A panel of notables, co-chaired by Michael Bloomberg, Henry Paulson, and Thomas Steyer, has launched a new effort to sell the idea of more U.S. action on climate change. The group has released a report titled, Risky Business: The Economic Risks of Climate Change in the United States. At about the same time, Mr. Paulson published a New York Times opinion piece revealing that his personal goal is a carbon tax. He bases this preference, he says, on his business experience with risk.
The panel is clearly right that climate change presents a gradually growing risk to the United States. In fact, though, the Risky Business report is a poor guide to managing that risk. The report’s estimates, for instance, exclude America’s great capacity to adapt to climate change, which is among the highest of all countries. The U.S. economy commands a vast stock of capital with which to prevent harm from climate change or to repair it. The openness of U.S. markets greatly augments the process of adjusting to a changing climate. And open access to the political process is already nudging state and local governments toward taking the needed countermeasures. By not quantifying the likely effects of these factors, the Risky Business study built-in a bias toward greatly overstating the actual risks.
The even bigger problem is that lowering U.S. emissions is, itself, far from risk-free, and Mr. Paulson’s plea for a carbon tax exemplifies the problem. The Paulson piece never explicitly acknowledges that a carbon tax entails an economic cost. But by substituting more costly resources for cheaper fossil fuels, a tax would lower U.S. productivity. Instead, he throws up a cloud of rhetoric promising that a tax will lead to great innovation, and of course “jobs.”

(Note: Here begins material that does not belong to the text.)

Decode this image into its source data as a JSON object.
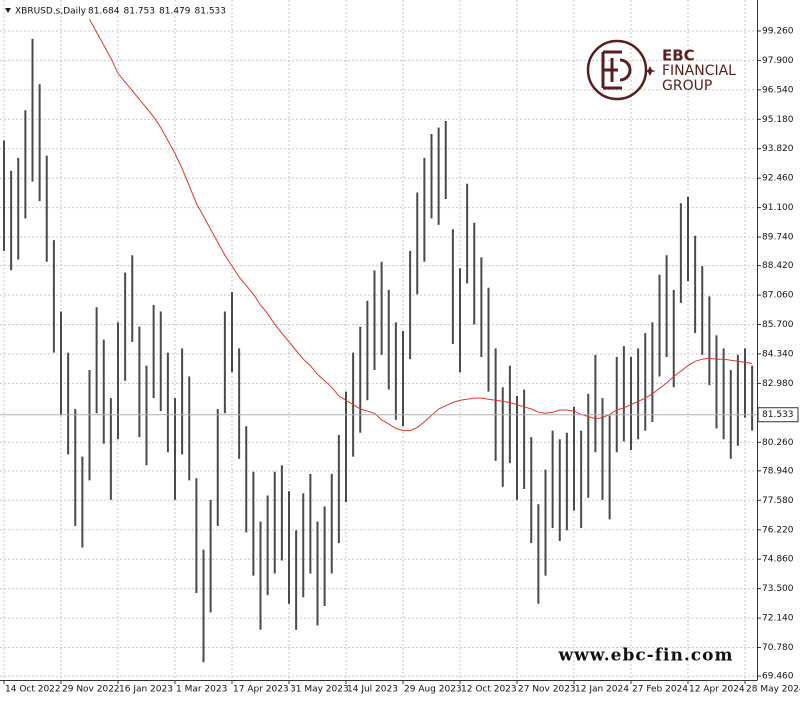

In fact, though, a recent Brookings Institution study by Charles Frank shows that the main effect of a carbon tax would be to induce power companies to switch from coal to natural gas. Even with a hefty price on carbon emissions, the study shows, today’s wind and solar power sources cannot compete with natural gas. Now, maybe more switching from coal to natural gas would be a good thing, and maybe not, but it certainly does not amount to the great surge in innovation about which Mr. Paulson is fantasizing.
Mr. Paulson also maintains that the carbon tax is vital to persuading China to curb its emissions. This claim is crucial, because U.S. emission controls can have only a trivial direct effect on global climate. Since 2005, U.S. emissions have fallen while those of the developing countries have soared. Developing country emissions now exceed those of the entire industrialized world. China is by far the world’s biggest emitter. This new reality implies that nothing Washington can do domestically will stop climate change.
Nor, despite Mr. Paulson’s claims, is there much reason to think that adopting a U.S. carbon tax would cause Beijing to do the same. China’s Communist Party, after all, flouts Western norms on human rights, on intellectual property, and even on market-based exchange rates. Why should climate be different? To the contrary, that high Party officials are extracting fortunes from the massively polluting state owned enterprises would seem to cast an especially dark shadow of doubt over hopes for change in this area. Yet Mr. Paulson, a self-proclaimed expert on avoiding needless risks, urges the United States to incur the costs of a carbon tax based mainly on the rather far-fetched hope that it will induce Beijing to change its behavior.
Someday, China’s leaders may, for their own reasons, alter their stance on climate. If so, and if Beijing can verify that it will adopt a price on carbon emissions, Washington should be ready to match it. For the foreseeable future, though, Beijing’s verifiable preferred price on carbon is zero. Until that number changes, the main U.S. line of defense against the risks of climate change is not a carbon tax. It remains a free and productive economy.